NOD by Adrian Barnes

This was a book I stumbled upon in the bookstore one day. I find myself starting in the Sci-Fi section more and more lately. I don't know, something about considering all the weird things that could happen in the "not-too-distant-future" is particularly intriguing to me lately. So what's this one about... It's set in the essential "now." Suddenly, one morning, it turns out almost no-one slept the night before. Only something like 1 in 10,000 people actually got any sleep. Worldwide. The book is told from the perspective of one of the "Sleepers" (as opposed to those who consider themselves the "Awakened") in a sort of journal-diary format.
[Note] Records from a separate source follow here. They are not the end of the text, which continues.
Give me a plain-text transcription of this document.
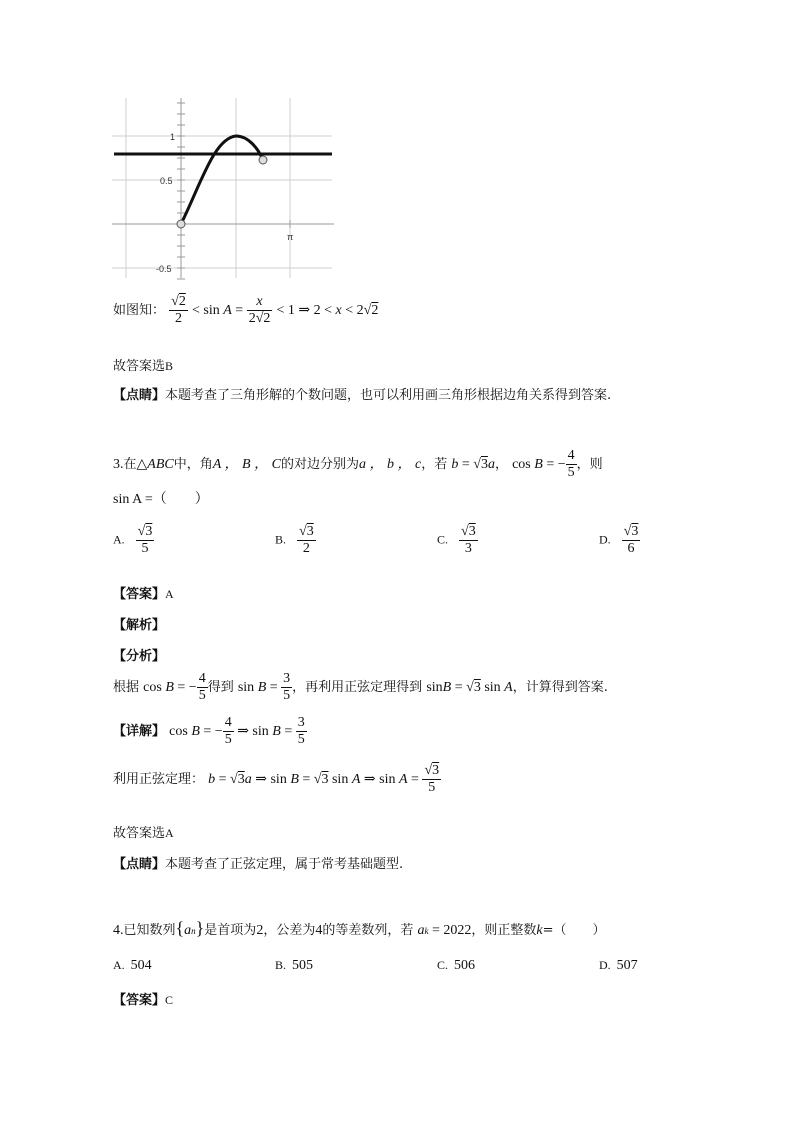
1
0.5
-0.5
π
如图知： $\frac{√2}{2} < \sin A = \frac{x}{2√2} < 1$ ⇒ 2 < x < 2√2
故答案选B
【点睛】本题考查了三角形解的个数问题，也可以利用画三角形根据边角关系得到答案.
3.在△ABC中，角A ， B ， C的对边分别为a ， b ， c，若 b = √3a， cos B = − $\frac{4}{5}$ ，则
sin A =（　　）
A. $\frac{√3}{5}$	B. $\frac{√3}{2}$	C. $\frac{√3}{3}$	D. $\frac{√3}{6}$
【答案】A
【解析】
【分析】
根据 cos B = − $\frac{4}{5}$ 得到 $\sin B = \frac{3}{5}$ ，再利用正弦定理得到 sinB = √3 sin A，计算得到答案.
【详解】 cos B = − $\frac{4}{5}$ ⇒ $\sin B = \frac{3}{5}$
利用正弦定理： b = √3a ⇒ sin B = √3 sin A ⇒ $\sin A = \frac{√3}{5}$
故答案选A
【点睛】本题考查了正弦定理，属于常考基础题型.
4.已知数列{an}是首项为2，公差为4的等差数列，若 ak = 2022，则正整数k=（　　）
A. 504	B. 505	C. 506	D. 507
【答案】C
While it starts on Day 18, it then goes back to the beginning and progresses day by day. It's a shortish novel, only about 250 pages, and has a good pace, not dwelling on things (including any science, e.g.) for too long.
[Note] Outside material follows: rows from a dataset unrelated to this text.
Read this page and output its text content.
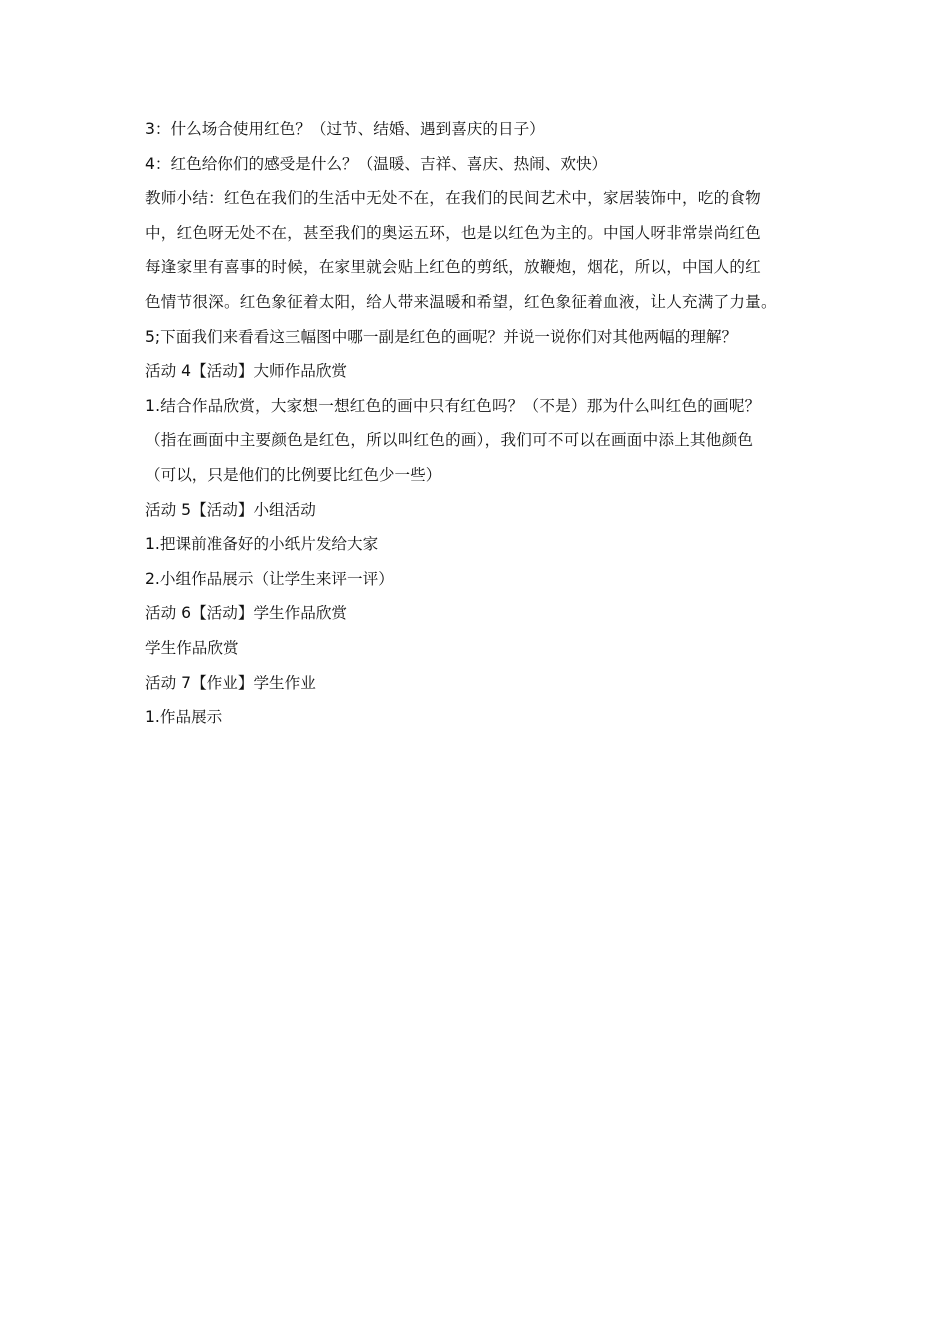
3：什么场合使用红色？（过节、结婚、遇到喜庆的日子）
4：红色给你们的感受是什么？（温暖、吉祥、喜庆、热闹、欢快）
教师小结：红色在我们的生活中无处不在，在我们的民间艺术中，家居装饰中，吃的食物
中，红色呀无处不在，甚至我们的奥运五环，也是以红色为主的。中国人呀非常崇尚红色
每逢家里有喜事的时候，在家里就会贴上红色的剪纸，放鞭炮，烟花，所以，中国人的红
色情节很深。红色象征着太阳，给人带来温暖和希望，红色象征着血液，让人充满了力量。
5;下面我们来看看这三幅图中哪一副是红色的画呢？并说一说你们对其他两幅的理解？
活动 4【活动】大师作品欣赏
1.结合作品欣赏，大家想一想红色的画中只有红色吗？（不是）那为什么叫红色的画呢？
（指在画面中主要颜色是红色，所以叫红色的画），我们可不可以在画面中添上其他颜色
（可以，只是他们的比例要比红色少一些）
活动 5【活动】小组活动
1.把课前准备好的小纸片发给大家
2.小组作品展示（让学生来评一评）
活动 6【活动】学生作品欣赏
学生作品欣赏
活动 7【作业】学生作业
1.作品展示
This is the synopsis from Goodreads: "Dawn breaks over Vancouver and no one in the world has slept the night before, or almost no one. A few people, perhaps one in ten thousand, can still sleep, and they’ve all shared the same golden dream. After six days of absolute sleep deprivation, psychosis will set in. After four weeks, the body will die. In the interim, panic ensues and a bizarre new world arises in which those previously on the fringes of society take the lead. Paul, a writer, continues to sleep while his partner Tanya disintegrates before his eyes, and the new world swallows the old one whole."

Framing the story itself are a series of uncommon or out-of-usage phrases or words that color and assist with the development of the story itself. I was impressed by Barnes' ability to really give us a sense of the actual character of the people populating his book as we watch everything disintegrate - people, personalities, relationships, society, etc. I was pulled along through the story, trying to figure out where it would all go, while fascinated at the various declines and how they played out. I LOVED how Barnes considered various aspects of psychological and physical decline and did not just go with one or the most obvious one. And I was very intrigued by the children .. I'm still not sure if I understand that whole line. Do I? ...

You know, the more I think about this one, the more I am impressed with it. The more I liked it. The more I'm thinking... I may just go back and read it again. Maybe someday soon.
There are a couple of R'ish-rated scenes.. a little more graphic than I was really expecting.. but they are relatively brief and not particularly gratuitous. Although it felt very "raw" while reading it, in retrospect, I think they made perfect sense as part of a sort of anthropological study of the deterioration of the human mind on no sleep.

... All in all, a very strong FOUR of five stars. I might have liked to know a little more about the children. But otherwise, a really impressive study in the form of a very interesting story. :)
Recommended if this is at all intriguing to you.